Mike Ault's thoughts on various topics, Oracle related and not. Note: I reserve the right to delete comments that are not contributing to the overall theme of the BLOG or are insulting or demeaning to anyone. The posts on this blog are provided “as is” with no warranties and confer no rights. The opinions expressed on this site are mine and mine alone, and do not necessarily represent those of my employer.
Wednesday, March 18, 2009
More fun with Oracle11g 184.108.40.206
Right out of the gate when I upgraded my 220.127.116.11 environment to 18.104.22.168 I had problems. If you utilize the automated memory management features using MEMORY_MAX_SIZE and MEMORY_TARGET, on 64 bit RedHat Linux you are limited to 3 gigabytes of total SGA, that’s right folks, less than you can get on 32 bit! This was easily mitigated by going back to full manual memory management. So much for the much touted AMM improvements in 11g.
My setup for testing is a 4 node luster using Dell servers with 8 CPUs each and 16 gigabytes of memory per server. I am using Infiniband interconnects on the 4 server cluster. Initially I would get ORA-00600 errors and server reboots if we loaded down the system doing a single user 300 GB TPC-H. For the most part I was able to fix that by relinking the Oracle kernel to use the RDS protocol with Infiniband, however, on some large queries using cross instance parallel query and large amounts of partitioning I still cannot complete a full 22 query TPC-H without at least one of the queries throwing an ORA-00600.
The next test was TPC-C using large numbers of users and cross instance parallel query. Following the example of some recent HP TPC-H runs I attempted to use clustered tables. As long as I used single table clusters, everything seemed to go alright, but as soon as I attempted a dual table hash cluster things went pear-shaped and I had to revert to normal tables. This was a known Oracle bug it seems but hasn’t been made publically available in Metalink. It seems I could load one of the tables in the cluster but then when attempting to load the second table in the 11g cluster it would error.
The next bit of testing involved creating a large table (60,000,000 2K rows) then duplicating the table, doing a select that forced temp usage, doing a self-join with large temp usage and creating a large index. Since I had 8 CPUs I initially started with a DOP of 8 increasing it by 8 as I added in each node up to a maximum of 32. Sometimes this would work, other times parallel query servers would die horrible deaths causing the transaction to fail. Now, for a 16 gig server with 8 CPUs I would expect to be able to get well above a DOP of 8 on a single table. In fact, during the load process the last several iterations use a single instance DOP of 64 with no issues. It seems as soon as I add more than 1 or 2 additional nodes, things start to get wonky (a scientific term meaning “wonky”), parallel query slaves commit suicide at an alarming rate and sometimes entire servers reboot. I reduced to 6 DOP and still see the failures on most runs above a server count of 2.

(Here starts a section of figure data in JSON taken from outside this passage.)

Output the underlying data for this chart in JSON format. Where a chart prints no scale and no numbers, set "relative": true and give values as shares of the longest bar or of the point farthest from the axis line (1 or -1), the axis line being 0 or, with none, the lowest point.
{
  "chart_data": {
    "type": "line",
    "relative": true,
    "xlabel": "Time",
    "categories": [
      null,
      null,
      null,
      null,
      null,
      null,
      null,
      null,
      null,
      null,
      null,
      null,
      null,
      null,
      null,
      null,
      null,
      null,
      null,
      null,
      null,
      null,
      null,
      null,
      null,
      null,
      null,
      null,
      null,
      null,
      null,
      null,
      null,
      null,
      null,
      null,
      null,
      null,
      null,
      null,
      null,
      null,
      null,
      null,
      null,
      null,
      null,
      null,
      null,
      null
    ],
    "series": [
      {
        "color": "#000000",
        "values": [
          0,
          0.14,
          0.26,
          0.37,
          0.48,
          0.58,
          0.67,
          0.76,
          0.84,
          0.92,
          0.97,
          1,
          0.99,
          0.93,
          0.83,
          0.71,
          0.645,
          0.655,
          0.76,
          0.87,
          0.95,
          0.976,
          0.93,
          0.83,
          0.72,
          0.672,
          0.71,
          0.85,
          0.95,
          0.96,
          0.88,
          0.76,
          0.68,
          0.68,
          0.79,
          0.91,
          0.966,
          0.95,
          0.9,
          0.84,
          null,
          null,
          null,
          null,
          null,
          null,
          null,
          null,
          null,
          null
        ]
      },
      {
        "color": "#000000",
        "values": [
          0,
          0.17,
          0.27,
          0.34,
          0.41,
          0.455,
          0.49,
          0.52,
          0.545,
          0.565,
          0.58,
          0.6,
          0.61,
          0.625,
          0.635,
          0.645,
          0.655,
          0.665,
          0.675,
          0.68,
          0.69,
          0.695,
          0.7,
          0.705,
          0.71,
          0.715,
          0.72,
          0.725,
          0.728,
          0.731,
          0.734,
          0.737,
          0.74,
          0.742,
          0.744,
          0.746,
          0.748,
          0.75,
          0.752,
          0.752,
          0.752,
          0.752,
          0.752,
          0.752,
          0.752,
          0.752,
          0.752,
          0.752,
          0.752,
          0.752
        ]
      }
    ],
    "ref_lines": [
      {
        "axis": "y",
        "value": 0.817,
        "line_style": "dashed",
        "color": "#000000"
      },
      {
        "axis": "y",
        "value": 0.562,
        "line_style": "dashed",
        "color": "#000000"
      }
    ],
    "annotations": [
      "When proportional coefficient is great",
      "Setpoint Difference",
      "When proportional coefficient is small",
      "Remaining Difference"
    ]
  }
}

Of course you must realize from talking with support most of the internal testing and support is done on 32 bit machines. Many times support told me that they can’t test large memories or large databases because of this. Come on Oracle, take some of the interest on your billions in profits and upgrade your support servers! Buy some disk drives! Geesh!
Of course most of my work is done on gear that supports over 100,000 IOPS (actually more than this by several factors) and many beta testers may not have the 500 disk drives to allow for 100,000 IOPS or access to SSD technology to get this type of IO load. Maybe these Oracle11g stability issues only show up at high IO rates. However, with many manufacturers now offering SSD technology (SUN, HP, EMC) to go with their standard disk systems and of course, TMS, Violin, FusionIO and several other SSD vendors offering SSD systems that easily top 100,000 IOPS or more, Oracle better get with it and start doing significant testing in high IOPS situations, or at least, make sure and include the partners who have access to this technology in their betas.
I am not sure what happened with the beta testing of this (22.214.171.124) release, had I been included I would have quickly showed them these bugs as I believe in testing real world database situations. I don’t know whether to look forward to 11gR2 with anticipation or dread (I was not invited into that beta either), if the beta programs are as detailed as they were for 11gR1 we might be in for a rough ride.